We focused on device-based hearing interventions (cochlear implants and hearing aids), as they are the commonest interventions for hearing loss. There are also interventions that address the communication difficulties and psychosocial impacts of hearing loss with counselling and problem solving (e.g., active communication education; ACE [65]). Although effective [65], these types of interventions tend to be neglected in favor of device-based interventions. We are not aware of any evaluations of the ACE or similar interventions on incident dementia or other cognitive outcomes. The ACE and similar interventions may be effective in relation to dementia prevention, especially if the causal pathway between hearing loss and dementia is via psychosocial factors (e.g., depression, social isolation).

The jury is out on the benefits of hearing interventions in reducing the risk of dementia. The current WHO guidelines for risk reduction of cognitive decline and dementia say that there is insufficient evidence to recommend use of hearing aids to reduce the risk of cognitive decline and/or dementia [66]. The practice of promoting hearing interventions as reducing the risk of dementia [4] is problematic because the benefit of hearing interventions has not been established in this respect. With good intentions, hearing aid manufacturers and clinicians may be keen to make a link between hearing loss and dementia risk to motivate people with hearing loss to seek help for hearing problems. People may (incorrectly) see hearing loss as an inconsequential problem and an inevitable aspect of older age that one cannot do much about [67]. But linking hearing loss to dementia may have unintended consequences in making people less likely to engage with hearing interventions [68]. That is because linking hearing loss to dementia may reinforce stigma and resultant sense of personal threat, denial and disengagement with hearing care that people may experience in relation to hearing loss diagnosis [69]. Clinicians should be appropriately cautious about overstating the risks of hearing loss for dementia and the benefits of hearing interventions in preventing dementia; however, there are clear benefits of hearing aids and cochlear implants in improving communication and facilitating an active, socially engaged, healthy lifestyle [45, 64].

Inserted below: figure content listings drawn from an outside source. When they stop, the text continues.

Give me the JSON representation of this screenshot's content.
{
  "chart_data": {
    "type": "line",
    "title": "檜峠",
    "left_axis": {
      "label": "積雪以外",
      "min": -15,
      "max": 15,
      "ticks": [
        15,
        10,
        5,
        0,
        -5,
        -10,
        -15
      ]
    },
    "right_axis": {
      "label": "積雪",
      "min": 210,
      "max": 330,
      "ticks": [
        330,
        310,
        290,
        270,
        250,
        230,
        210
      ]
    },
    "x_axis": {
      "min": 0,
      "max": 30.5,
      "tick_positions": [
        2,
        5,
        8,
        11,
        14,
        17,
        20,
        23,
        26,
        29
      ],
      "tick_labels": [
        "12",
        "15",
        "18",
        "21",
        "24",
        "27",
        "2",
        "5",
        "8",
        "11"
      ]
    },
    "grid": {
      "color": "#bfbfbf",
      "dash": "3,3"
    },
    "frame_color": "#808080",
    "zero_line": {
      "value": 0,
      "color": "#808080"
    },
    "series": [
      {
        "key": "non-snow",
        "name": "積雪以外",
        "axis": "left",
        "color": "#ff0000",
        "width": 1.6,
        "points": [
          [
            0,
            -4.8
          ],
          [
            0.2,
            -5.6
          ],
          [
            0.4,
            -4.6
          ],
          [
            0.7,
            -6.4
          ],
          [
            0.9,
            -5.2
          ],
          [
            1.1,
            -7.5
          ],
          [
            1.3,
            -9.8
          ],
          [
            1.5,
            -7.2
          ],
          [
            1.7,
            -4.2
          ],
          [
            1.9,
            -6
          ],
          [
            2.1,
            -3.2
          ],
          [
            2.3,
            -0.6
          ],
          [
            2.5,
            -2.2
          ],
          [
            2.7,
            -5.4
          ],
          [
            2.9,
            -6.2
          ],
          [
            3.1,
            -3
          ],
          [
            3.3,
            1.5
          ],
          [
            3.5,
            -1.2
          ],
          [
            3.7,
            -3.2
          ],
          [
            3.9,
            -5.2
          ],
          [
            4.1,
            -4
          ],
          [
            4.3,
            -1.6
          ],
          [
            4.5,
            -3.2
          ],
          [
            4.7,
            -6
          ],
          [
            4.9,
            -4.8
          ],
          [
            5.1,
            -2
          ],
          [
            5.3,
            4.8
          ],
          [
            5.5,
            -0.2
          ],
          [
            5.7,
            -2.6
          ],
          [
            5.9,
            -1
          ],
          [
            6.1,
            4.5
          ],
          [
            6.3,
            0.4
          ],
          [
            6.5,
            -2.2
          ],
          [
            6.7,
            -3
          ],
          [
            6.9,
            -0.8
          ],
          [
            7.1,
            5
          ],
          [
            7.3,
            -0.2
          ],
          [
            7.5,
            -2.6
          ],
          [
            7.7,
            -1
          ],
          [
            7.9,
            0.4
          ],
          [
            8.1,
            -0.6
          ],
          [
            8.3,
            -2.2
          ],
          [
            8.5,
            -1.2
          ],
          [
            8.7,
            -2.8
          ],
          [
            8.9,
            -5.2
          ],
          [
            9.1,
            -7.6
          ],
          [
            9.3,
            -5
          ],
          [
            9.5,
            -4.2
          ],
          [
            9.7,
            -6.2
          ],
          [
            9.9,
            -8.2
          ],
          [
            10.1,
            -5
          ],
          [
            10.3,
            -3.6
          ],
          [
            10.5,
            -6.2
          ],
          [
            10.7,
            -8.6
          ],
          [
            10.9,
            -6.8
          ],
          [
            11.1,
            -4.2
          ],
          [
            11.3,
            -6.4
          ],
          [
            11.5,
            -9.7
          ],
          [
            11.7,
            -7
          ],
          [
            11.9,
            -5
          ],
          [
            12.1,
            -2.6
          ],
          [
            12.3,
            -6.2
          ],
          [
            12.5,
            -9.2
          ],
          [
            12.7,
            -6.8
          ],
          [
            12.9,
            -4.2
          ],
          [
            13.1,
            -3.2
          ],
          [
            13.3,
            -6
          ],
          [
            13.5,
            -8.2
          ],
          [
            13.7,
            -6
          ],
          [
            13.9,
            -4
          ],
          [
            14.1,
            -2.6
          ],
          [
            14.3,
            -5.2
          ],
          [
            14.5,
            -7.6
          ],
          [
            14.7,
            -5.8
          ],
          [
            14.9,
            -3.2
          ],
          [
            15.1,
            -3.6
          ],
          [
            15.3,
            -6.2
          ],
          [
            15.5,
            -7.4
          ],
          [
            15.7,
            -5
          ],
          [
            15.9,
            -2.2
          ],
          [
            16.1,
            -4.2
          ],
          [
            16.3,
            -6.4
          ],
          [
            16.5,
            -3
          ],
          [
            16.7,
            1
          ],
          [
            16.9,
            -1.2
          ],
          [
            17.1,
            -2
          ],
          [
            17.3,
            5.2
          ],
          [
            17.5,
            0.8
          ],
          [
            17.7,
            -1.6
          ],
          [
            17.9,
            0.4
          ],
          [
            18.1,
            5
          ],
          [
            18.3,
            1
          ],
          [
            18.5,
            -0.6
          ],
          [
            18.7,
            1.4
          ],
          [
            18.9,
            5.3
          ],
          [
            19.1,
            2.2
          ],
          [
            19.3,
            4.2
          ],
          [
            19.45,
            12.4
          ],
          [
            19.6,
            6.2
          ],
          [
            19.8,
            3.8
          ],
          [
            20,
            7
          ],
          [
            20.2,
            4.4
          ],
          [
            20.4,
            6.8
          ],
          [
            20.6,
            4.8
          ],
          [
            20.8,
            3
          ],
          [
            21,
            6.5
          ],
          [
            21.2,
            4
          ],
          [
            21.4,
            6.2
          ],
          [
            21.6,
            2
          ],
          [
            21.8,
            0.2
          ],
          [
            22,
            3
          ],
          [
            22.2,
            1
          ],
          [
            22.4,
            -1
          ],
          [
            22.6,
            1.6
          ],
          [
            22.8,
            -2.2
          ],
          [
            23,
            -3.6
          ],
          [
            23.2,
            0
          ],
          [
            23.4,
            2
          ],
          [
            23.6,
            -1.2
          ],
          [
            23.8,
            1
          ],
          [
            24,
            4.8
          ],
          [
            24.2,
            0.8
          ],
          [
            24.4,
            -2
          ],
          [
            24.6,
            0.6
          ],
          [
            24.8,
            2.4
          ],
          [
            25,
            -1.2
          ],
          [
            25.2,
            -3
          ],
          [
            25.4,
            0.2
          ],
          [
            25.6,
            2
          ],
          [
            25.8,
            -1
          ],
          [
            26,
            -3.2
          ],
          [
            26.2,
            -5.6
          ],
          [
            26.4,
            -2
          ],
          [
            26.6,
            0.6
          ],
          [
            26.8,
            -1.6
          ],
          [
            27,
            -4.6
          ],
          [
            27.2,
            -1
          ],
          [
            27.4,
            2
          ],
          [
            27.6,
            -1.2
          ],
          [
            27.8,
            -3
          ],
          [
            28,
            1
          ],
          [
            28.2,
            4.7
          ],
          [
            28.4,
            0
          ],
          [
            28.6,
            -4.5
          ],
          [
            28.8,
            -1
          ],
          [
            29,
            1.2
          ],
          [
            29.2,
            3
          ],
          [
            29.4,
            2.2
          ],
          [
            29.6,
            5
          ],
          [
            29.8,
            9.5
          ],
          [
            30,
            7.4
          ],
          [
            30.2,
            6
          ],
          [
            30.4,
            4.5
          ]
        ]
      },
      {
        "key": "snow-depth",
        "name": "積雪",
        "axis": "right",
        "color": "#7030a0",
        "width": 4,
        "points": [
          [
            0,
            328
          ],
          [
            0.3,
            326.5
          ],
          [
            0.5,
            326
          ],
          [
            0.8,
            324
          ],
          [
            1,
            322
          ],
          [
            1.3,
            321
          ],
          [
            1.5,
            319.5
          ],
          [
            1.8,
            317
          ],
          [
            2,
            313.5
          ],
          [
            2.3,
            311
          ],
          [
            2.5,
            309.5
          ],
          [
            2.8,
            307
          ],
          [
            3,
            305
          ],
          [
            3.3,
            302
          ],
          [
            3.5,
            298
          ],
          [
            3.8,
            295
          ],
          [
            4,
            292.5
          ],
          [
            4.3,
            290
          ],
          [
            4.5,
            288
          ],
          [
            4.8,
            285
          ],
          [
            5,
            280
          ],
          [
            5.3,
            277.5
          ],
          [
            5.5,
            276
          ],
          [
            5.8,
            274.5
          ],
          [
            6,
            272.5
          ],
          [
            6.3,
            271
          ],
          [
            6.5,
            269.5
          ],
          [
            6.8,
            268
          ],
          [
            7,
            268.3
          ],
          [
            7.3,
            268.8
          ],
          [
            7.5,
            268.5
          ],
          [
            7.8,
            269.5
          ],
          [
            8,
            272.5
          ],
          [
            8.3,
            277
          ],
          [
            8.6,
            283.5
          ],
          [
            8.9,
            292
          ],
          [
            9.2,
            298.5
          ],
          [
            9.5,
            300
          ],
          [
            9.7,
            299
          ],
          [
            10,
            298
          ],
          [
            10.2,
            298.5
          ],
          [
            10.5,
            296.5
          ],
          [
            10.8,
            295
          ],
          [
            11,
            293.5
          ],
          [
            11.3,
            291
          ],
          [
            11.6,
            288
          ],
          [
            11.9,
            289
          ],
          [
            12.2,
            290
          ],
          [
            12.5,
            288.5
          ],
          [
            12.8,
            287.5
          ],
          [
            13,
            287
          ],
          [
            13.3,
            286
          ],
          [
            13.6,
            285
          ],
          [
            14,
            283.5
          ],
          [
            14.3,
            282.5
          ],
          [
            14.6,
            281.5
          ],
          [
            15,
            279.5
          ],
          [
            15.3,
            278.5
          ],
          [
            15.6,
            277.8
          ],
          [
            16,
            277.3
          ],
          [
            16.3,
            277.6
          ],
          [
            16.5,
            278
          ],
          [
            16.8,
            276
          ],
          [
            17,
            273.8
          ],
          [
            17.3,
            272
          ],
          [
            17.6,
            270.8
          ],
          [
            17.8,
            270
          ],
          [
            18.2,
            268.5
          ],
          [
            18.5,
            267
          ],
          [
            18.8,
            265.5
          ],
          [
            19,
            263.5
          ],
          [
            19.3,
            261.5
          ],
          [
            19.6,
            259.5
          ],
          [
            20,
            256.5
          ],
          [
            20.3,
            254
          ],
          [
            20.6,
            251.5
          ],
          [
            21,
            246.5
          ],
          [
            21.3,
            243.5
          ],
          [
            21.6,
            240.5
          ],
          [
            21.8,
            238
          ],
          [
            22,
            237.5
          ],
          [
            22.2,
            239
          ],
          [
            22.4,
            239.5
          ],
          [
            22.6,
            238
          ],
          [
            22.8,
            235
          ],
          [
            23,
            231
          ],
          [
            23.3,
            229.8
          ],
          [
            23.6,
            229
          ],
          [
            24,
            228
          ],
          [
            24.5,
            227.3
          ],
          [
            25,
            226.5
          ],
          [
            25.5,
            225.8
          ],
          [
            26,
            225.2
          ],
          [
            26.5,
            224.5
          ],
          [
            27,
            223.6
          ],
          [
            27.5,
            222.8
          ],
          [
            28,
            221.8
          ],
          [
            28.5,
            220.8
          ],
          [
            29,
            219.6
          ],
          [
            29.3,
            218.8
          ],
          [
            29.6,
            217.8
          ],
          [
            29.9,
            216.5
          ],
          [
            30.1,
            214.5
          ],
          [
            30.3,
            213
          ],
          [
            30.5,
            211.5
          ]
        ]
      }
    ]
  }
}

In our opinion, the key benefit of hearing interventions in preventing dementia is probably via the interaction with hearing and cognition on functioning in daily life. Dementia is diagnosed based on cognitive impairment severe enough to impact on independent functioning in daily life [70] (the left box in Fig. 2). Hearing loss also impacts on functional ability and exacerbates the impacts of cognitive impairment [71] (the middle box in Fig. 2). Hearing interventions reduce disability and improve function in daily life [45, 64] (the right box in Fig. 2). Hearing interventions therefore probably do help prevent dementia diagnosis via decreasing or reversing disability. Hearing interventions are therefore likely effective in delaying the point at which cognitive difficulties become dementia, preserving independence, social engagement, and quality of life. Such a benefit would be independent of the type of dementia pathology. This possibility could be tested via assessing functional consequences of hearing interventions, interactions with cognitive status and how this relates to subsequent dementia diagnosis.

Fig. 2
figure 2

Impact of untreated hearing impairment and benefits for hearing intervention on function and progression to dementia. Dark and light blue lines indicate trajectories of functional decline with age-related changes in cognition

Conclusion

Clinicians who work with older people should discuss hearing interventions in the context of healthy living, and how communication is vital in facilitating an active independent and vibrant lifestyle. Orienting the discussion around hearing interventions as healthy lifestyle choices (rather than stigmatizing medically focused interventions in the context of dementia risk) may help put an appropriately positive spin on hearing care and encourage engagement and uptake of hearing interventions. An appealing proposition for people with hearing difficulties is that the benefits of hearing interventions extend beyond improved communication.